In view of the above Division Bench judgment of this Court, though the present petitioner is not a necessary party, he is a proper party. The main ground, on which, the trial Court dismissed the I. A. is that the petitioner cannot claim any relief in the present application and further, the petitioner can as well file a separate suit against the first plaintiff, if there is any infringement of easementary rights. The other ground on which the trial Court dismissed the I. A. is that the Municipal Corporation is a mighty statutory body, which can represent the cases through its Standing Counsel. Since the petitioner apprehends that the Municipal corporation officials are colluding with the first respondent herein, he can be brought on record, so that, the deviations in the constructions could be effectively pointed out.
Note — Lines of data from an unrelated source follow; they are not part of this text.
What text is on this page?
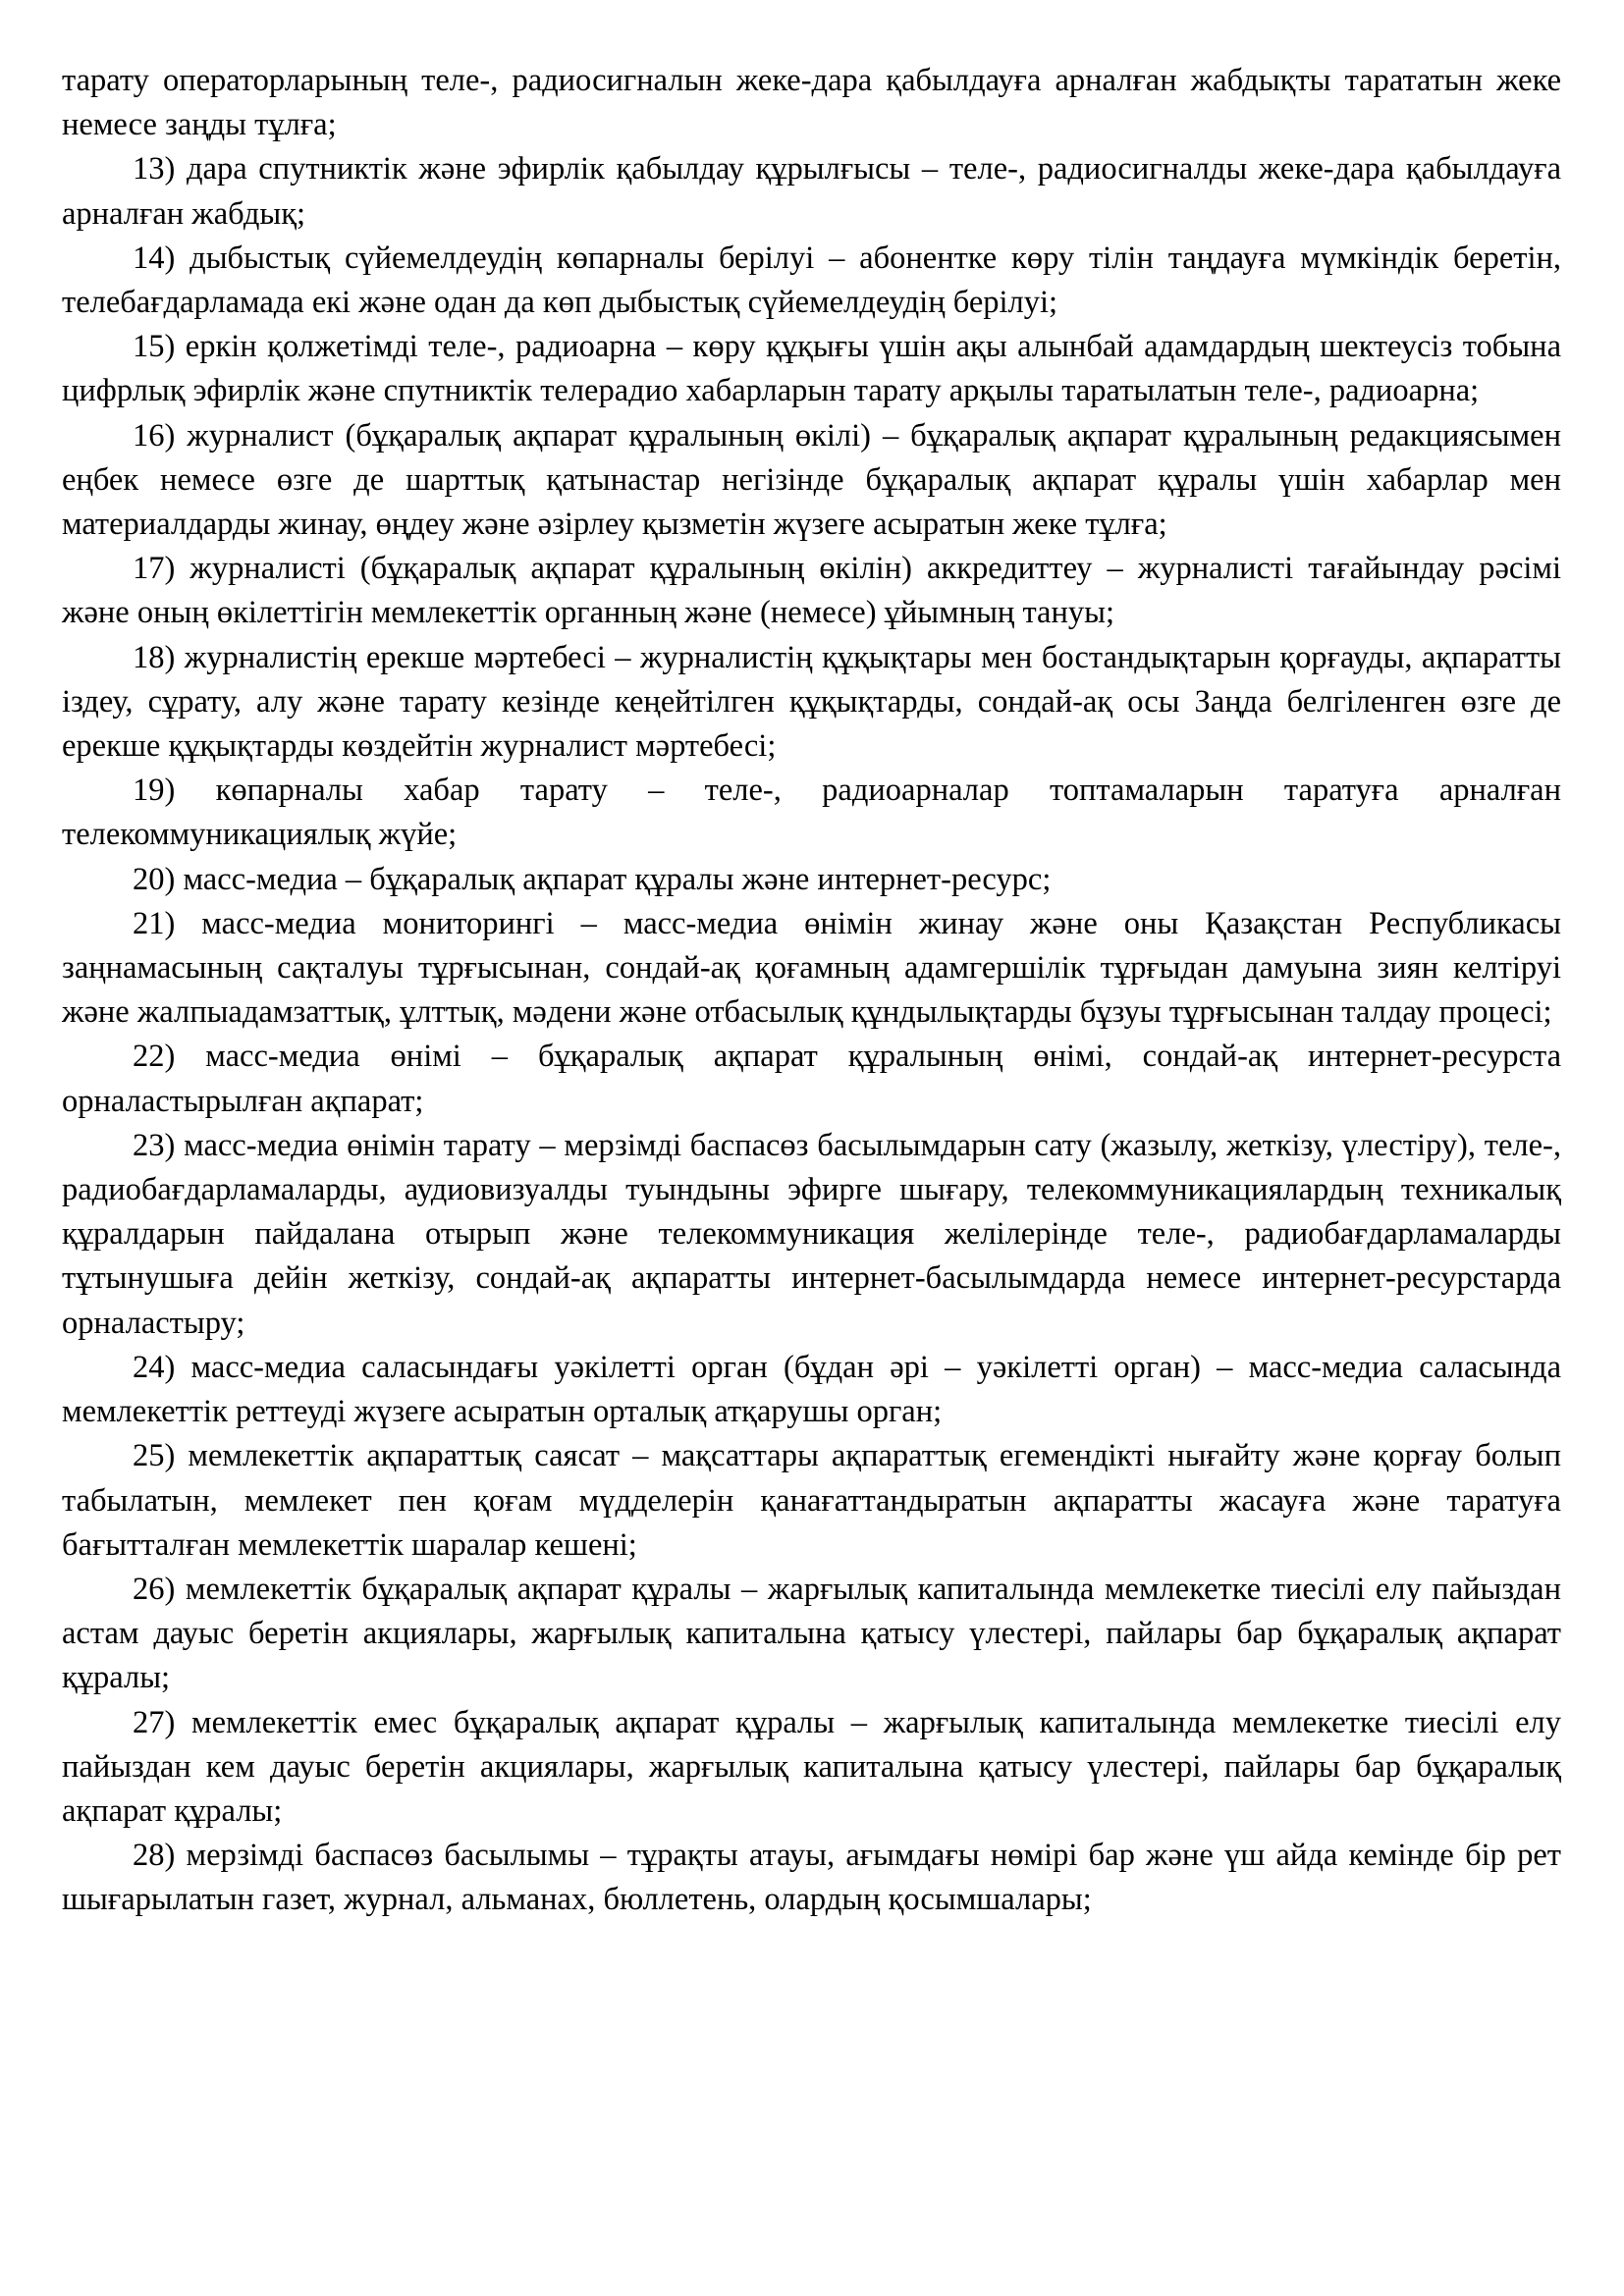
тарату операторларының теле-, радиосигналын жеке-дара қабылдауға арналған жабдықты тарататын жеке немесе заңды тұлға;

13) дара спутниктік және эфирлік қабылдау құрылғысы – теле-, радиосигналды жеке-дара қабылдауға арналған жабдық;

14) дыбыстық сүйемелдеудің көпарналы берілуі – абонентке көру тілін таңдауға мүмкіндік беретін, телебағдарламада екі және одан да көп дыбыстық сүйемелдеудің берілуі;

15) еркін қолжетімді теле-, радиоарна – көру құқығы үшін ақы алынбай адамдардың шектеусіз тобына цифрлық эфирлік және спутниктік телерадио хабарларын тарату арқылы таратылатын теле-, радиоарна;

16) журналист (бұқаралық ақпарат құралының өкілі) – бұқаралық ақпарат құралының редакциясымен еңбек немесе өзге де шарттық қатынастар негізінде бұқаралық ақпарат құралы үшін хабарлар мен материалдарды жинау, өңдеу және әзірлеу қызметін жүзеге асыратын жеке тұлға;

17) журналисті (бұқаралық ақпарат құралының өкілін) аккредиттеу – журналисті тағайындау рәсімі және оның өкілеттігін мемлекеттік органның және (немесе) ұйымның тануы;

18) журналистің ерекше мәртебесі – журналистің құқықтары мен бостандықтарын қорғауды, ақпаратты іздеу, сұрату, алу және тарату кезінде кеңейтілген құқықтарды, сондай-ақ осы Заңда белгіленген өзге де ерекше құқықтарды көздейтін журналист мәртебесі;

19) көпарналы хабар тарату – теле-, радиоарналар топтамаларын таратуға арналған телекоммуникациялық жүйе;

20) масс-медиа – бұқаралық ақпарат құралы және интернет-ресурс;

21) масс-медиа мониторингі – масс-медиа өнімін жинау және оны Қазақстан Республикасы заңнамасының сақталуы тұрғысынан, сондай-ақ қоғамның адамгершілік тұрғыдан дамуына зиян келтіруі және жалпыадамзаттық, ұлттық, мәдени және отбасылық құндылықтарды бұзуы тұрғысынан талдау процесі;

22) масс-медиа өнімі – бұқаралық ақпарат құралының өнімі, сондай-ақ интернет-ресурста орналастырылған ақпарат;

23) масс-медиа өнімін тарату – мерзімді баспасөз басылымдарын сату (жазылу, жеткізу, үлестіру), теле-, радиобағдарламаларды, аудиовизуалды туындыны эфирге шығару, телекоммуникациялардың техникалық құралдарын пайдалана отырып және телекоммуникация желілерінде теле-, радиобағдарламаларды тұтынушыға дейін жеткізу, сондай-ақ ақпаратты интернет-басылымдарда немесе интернет-ресурстарда орналастыру;

24) масс-медиа саласындағы уәкілетті орган (бұдан әрі – уәкілетті орган) – масс-медиа саласында мемлекеттік реттеуді жүзеге асыратын орталық атқарушы орган;

25) мемлекеттік ақпараттық саясат – мақсаттары ақпараттық егемендікті нығайту және қорғау болып табылатын, мемлекет пен қоғам мүдделерін қанағаттандыратын ақпаратты жасауға және таратуға бағытталған мемлекеттік шаралар кешені;

26) мемлекеттік бұқаралық ақпарат құралы – жарғылық капиталында мемлекетке тиесілі елу пайыздан астам дауыс беретін акциялары, жарғылық капиталына қатысу үлестері, пайлары бар бұқаралық ақпарат құралы;

27) мемлекеттік емес бұқаралық ақпарат құралы – жарғылық капиталында мемлекетке тиесілі елу пайыздан кем дауыс беретін акциялары, жарғылық капиталына қатысу үлестері, пайлары бар бұқаралық ақпарат құралы;

28) мерзімді баспасөз басылымы – тұрақты атауы, ағымдағы нөмірі бар және үш айда кемінде бір рет шығарылатын газет, журнал, альманах, бюллетень, олардың қосымшалары;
As rightly contended by the learned counsel for the petitioner and also in view of the authoritative pronouncement of the division Bench of this Court, the petitioner can be brought on record as a second defendant. Therefore, the impugned order is liable to be set aside. " (14) In the light of the views expressed by the learned Judges of this Court in the decisions aforesaid and also further in view of the fact though a common order had been made and the revision petitioners had not chosen to challenge the order made in IA No. 221/2008, this Court is of the considered opinion that the civil revision petition is devoid of merit. (15) Point No. (ii): In the light of the foregoing discussion, it is needless to say that the civil revision petition is liable to be dismissed being devoid of merit and accordingly the same shall stand dismissed. No costs.